Section: Guest Editorial

Sheriff Patrick W. McDermott

When I first took office in January of 2021, I wanted to make sure the department I was leading reflected the diversity of the people whom we served. As the Sheriff of a county that contains 28 towns and cities and stretches from the southern edge of Boston down to the Rhode Island border, the communities we serve are made up of a wide variety of people with differing interests, backgrounds, experiences, and lifestyles. It was important to me that the women and men who comprise the Norfolk County Sheriff ’s Office reflect this diversity in our ranks.

More than a Catchphrase
This wasn’t simply a justice issue for me—it was an issue of public safety. Diversity is more than just a catchphrase when it comes to corrections. Diversity is essential to the goal of rehabilitation and working to meet justice-involved individuals where they are. And efforts to integrate with the communities we serve are made smoother when our staff  can find common ground with the people who live and work in those communities.

In our pursuit to put together a team that reflects the diversity of our county, I’ve also asked my staff to push our definition of diversity—or at least to reconsider why diversity matters in hiring. In terms of identity, diversity matters. It matters because race, gender, age, sexual orientation, class status, disability, and more are important considerations when our staff  interact with community members and justice-involved individuals alike. It’s important that the makeup of our staff reflects these populations as an important first step in building trust.

When you know that someone shares similar experiences in the world to you, it’s simply that much easier to trust them. (It’s also important to note that the population within our facility is not the same as the population of the larger county, which makes it even more important that our correctional staff ’s diversity reflects both populations.)  But when I asked my staff  to push our definition of diversity, it was because I didn’t want our focus on diversity to be simply about optics. Diversity is important not only because of how your organization appears; it’s important because of what your organization and the people who work in it do.

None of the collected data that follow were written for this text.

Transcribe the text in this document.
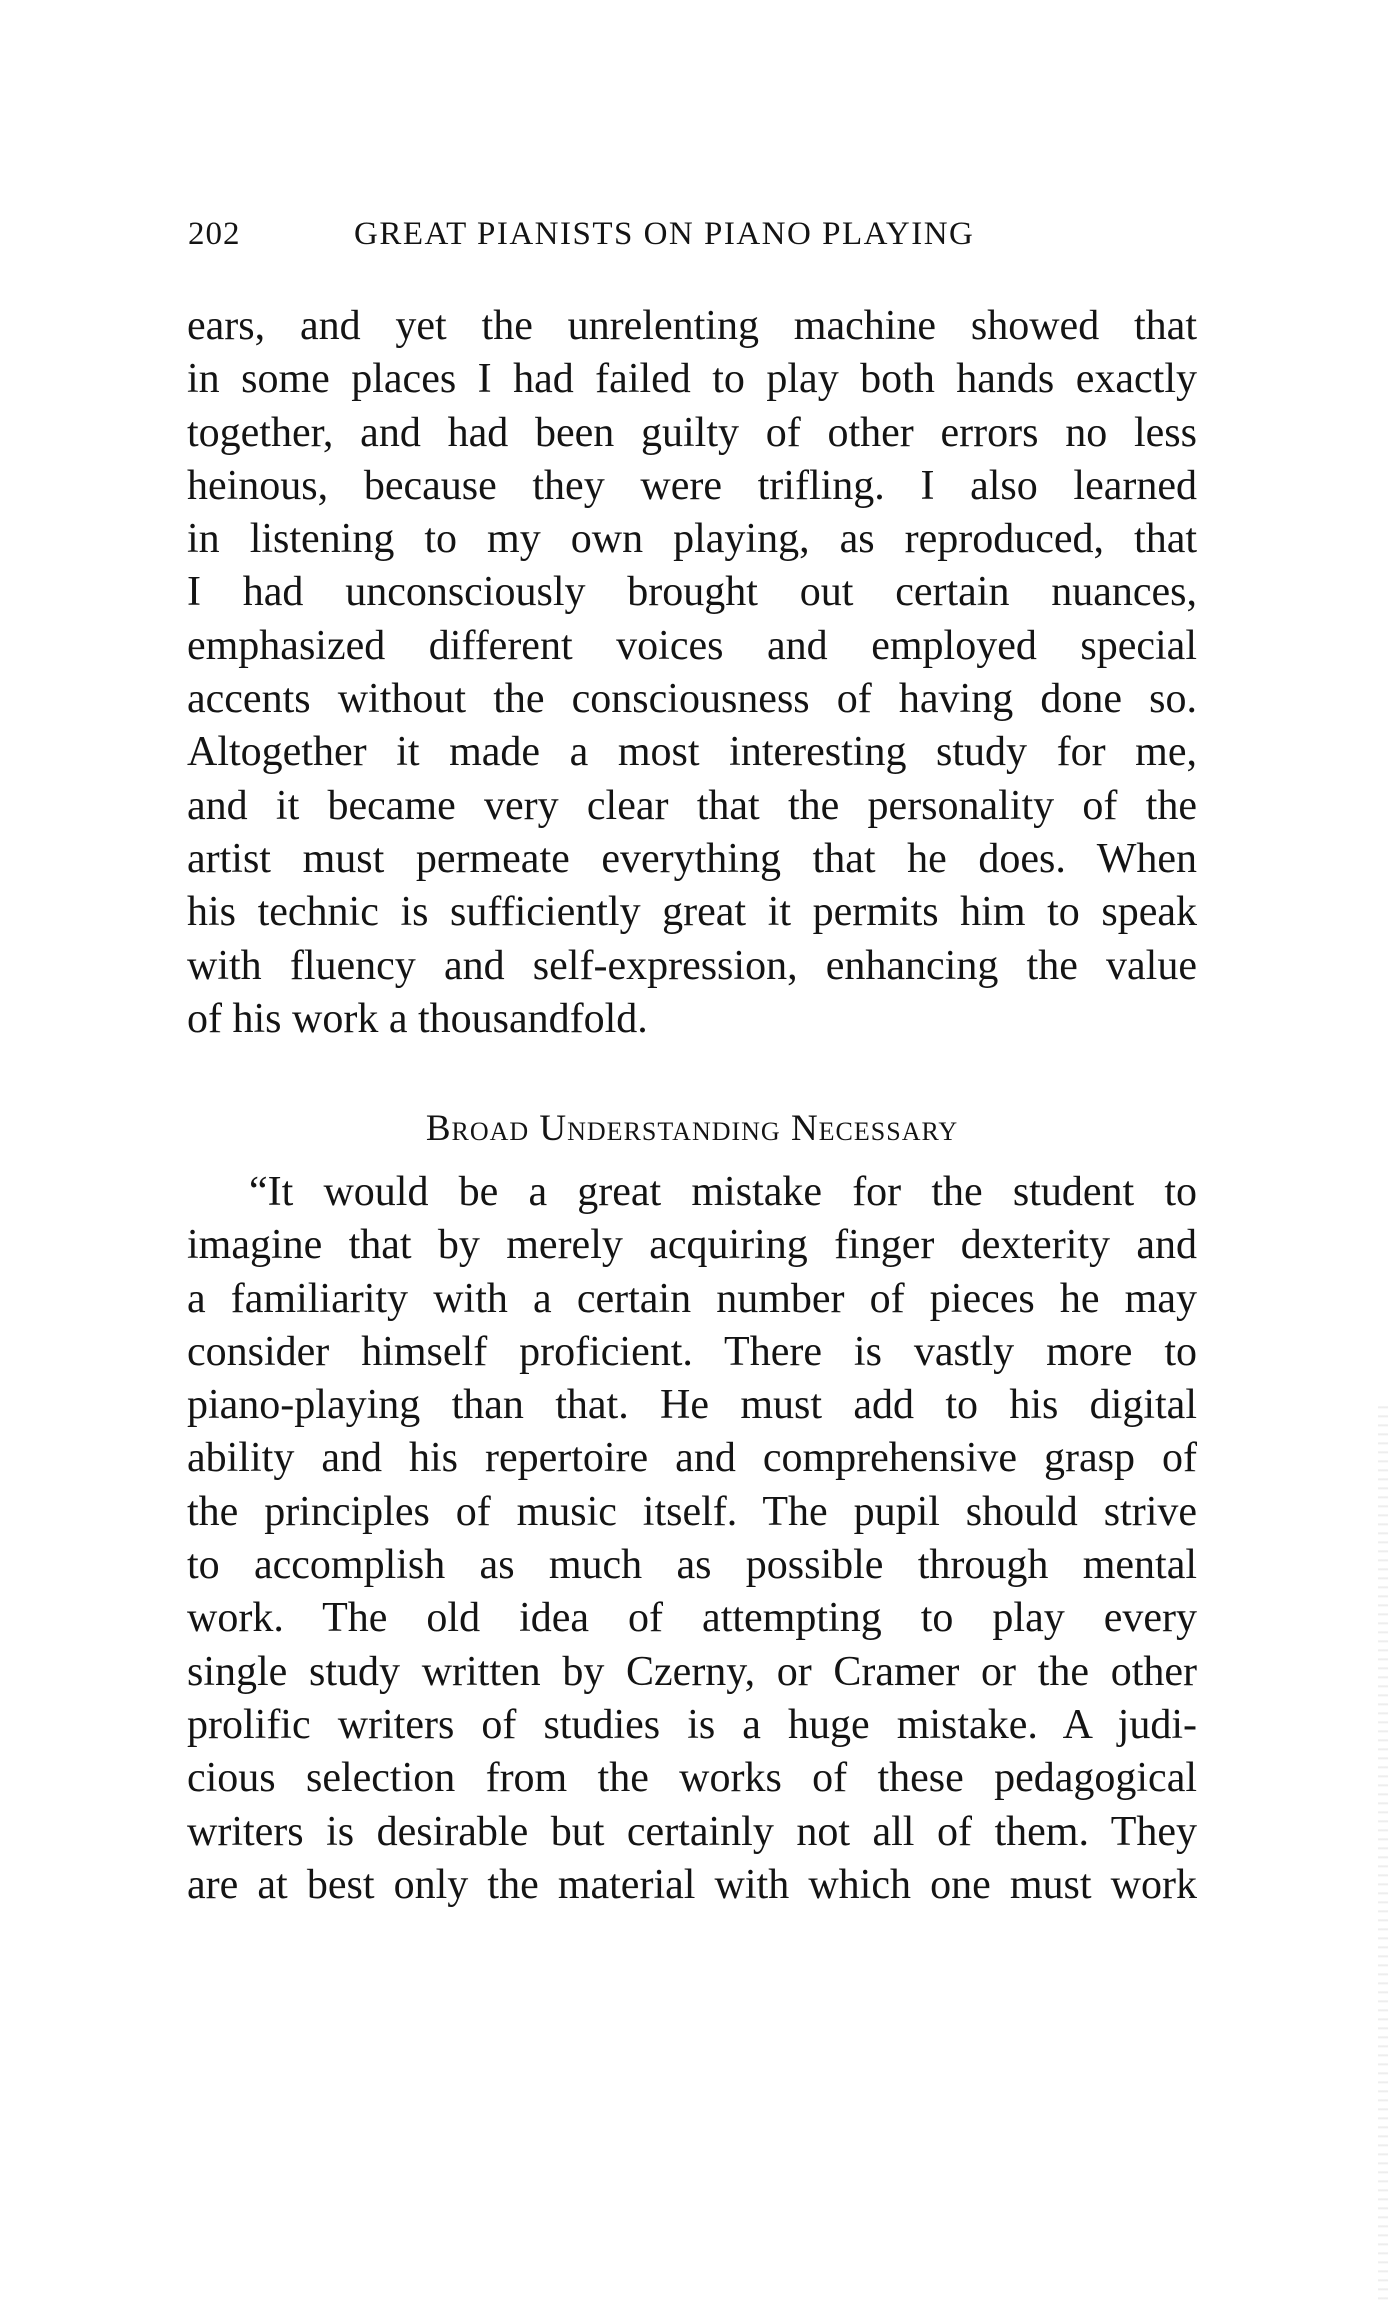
202	GREAT PIANISTS ON PIANO PLAYING
ears, and yet the unrelenting machine showed that
in some places I had failed to play both hands exactly
together, and had been guilty of other errors no less
heinous, because they were trifling. I also learned
in listening to my own playing, as reproduced, that
I had unconsciously brought out certain nuances,
emphasized different voices and employed special
accents without the consciousness of having done so.
Altogether it made a most interesting study for me,
and it became very clear that the personality of the
artist must permeate everything that he does. When
his technic is sufficiently great it permits him to speak
with fluency and self-expression, enhancing the value
of his work a thousandfold.
Broad Understanding Necessary
“It would be a great mistake for the student to
imagine that by merely acquiring finger dexterity and
a familiarity with a certain number of pieces he may
consider himself proficient. There is vastly more to
piano-playing than that. He must add to his digital
ability and his repertoire and comprehensive grasp of
the principles of music itself. The pupil should strive
to accomplish as much as possible through mental
work. The old idea of attempting to play every
single study written by Czerny, or Cramer or the other
prolific writers of studies is a huge mistake. A judi-
cious selection from the works of these pedagogical
writers is desirable but certainly not all of them. They
are at best only the material with which one must work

Diversity at the Norfolk County Sheriff ’s Office also means diversity of interests, experiences, and training. When you assemble a team who comes from a wide range of backgrounds, not only do you get a new mix of identities, but you also get an invaluable range of personal experiences and interests that can be priceless when faced with the need to solve new problems (or even old problems in new ways).

A Deep Pool of Staff
Our push to promote diversity in our ranks means that we have a team with a breadth of experiences and talents that has already paid dividends. On our staff, we have farmers, former professors, crafters, background actors, doulas, TSA supervisors, community organizers, nonprofit leaders, and more. On paper, it might seem like we’ve got the makings for a quirky three-camera sitcom. But this diversity of interests and experiences also means that when we are faced with new problems, we have a wide array of personal and professional experiences to draw from in order to come up with novel solutions. Indeed, I look at each problem as a “new problem” that requires a “new solution,” because we need to constantly look for better ways to achieve our goals.
It also means that we have a deep pool of communities we can tap into when we need help or want to engage in our work differently. We now have relationships with urban farming professionals, academics, nonprofits, advocacy groups, and more that we have been able to use to engage with the communities we serve, provide opportunities to our justice-involved population, and tackle problems that might arise in new, fresh, and exciting ways. We’re doing this not by asking employees to leave their identities and backgrounds at home when they come to work but by encouraging them to see those histories as important to the work they do at the Sheriff ’s Office. When staff  feel seen and appreciated for who they are, they’re able to do better work, which not only serves our mission of public safety at the Norfolk County Sheriff ’s Office but makes for a better all-around climate in our organization.

A Meaningful Journey
This also means that we had to work to ensure that our employees feel supported while on the job. When prioritizing diversity in hiring, you cannot simply tokenize applicants and expect them to fill a checkbox in your organization. If your workplace isn’t designed to accommodate and support a diverse employee base, then those employees who come from under-represented backgrounds simply aren’t going to stick around. But if you see diversity (of both identity and experience) as a strength, as something to promote and support past the hiring process, then not only will you have happier employees, but you’ll have a stronger organization that can withstand any inevitable storms that may come.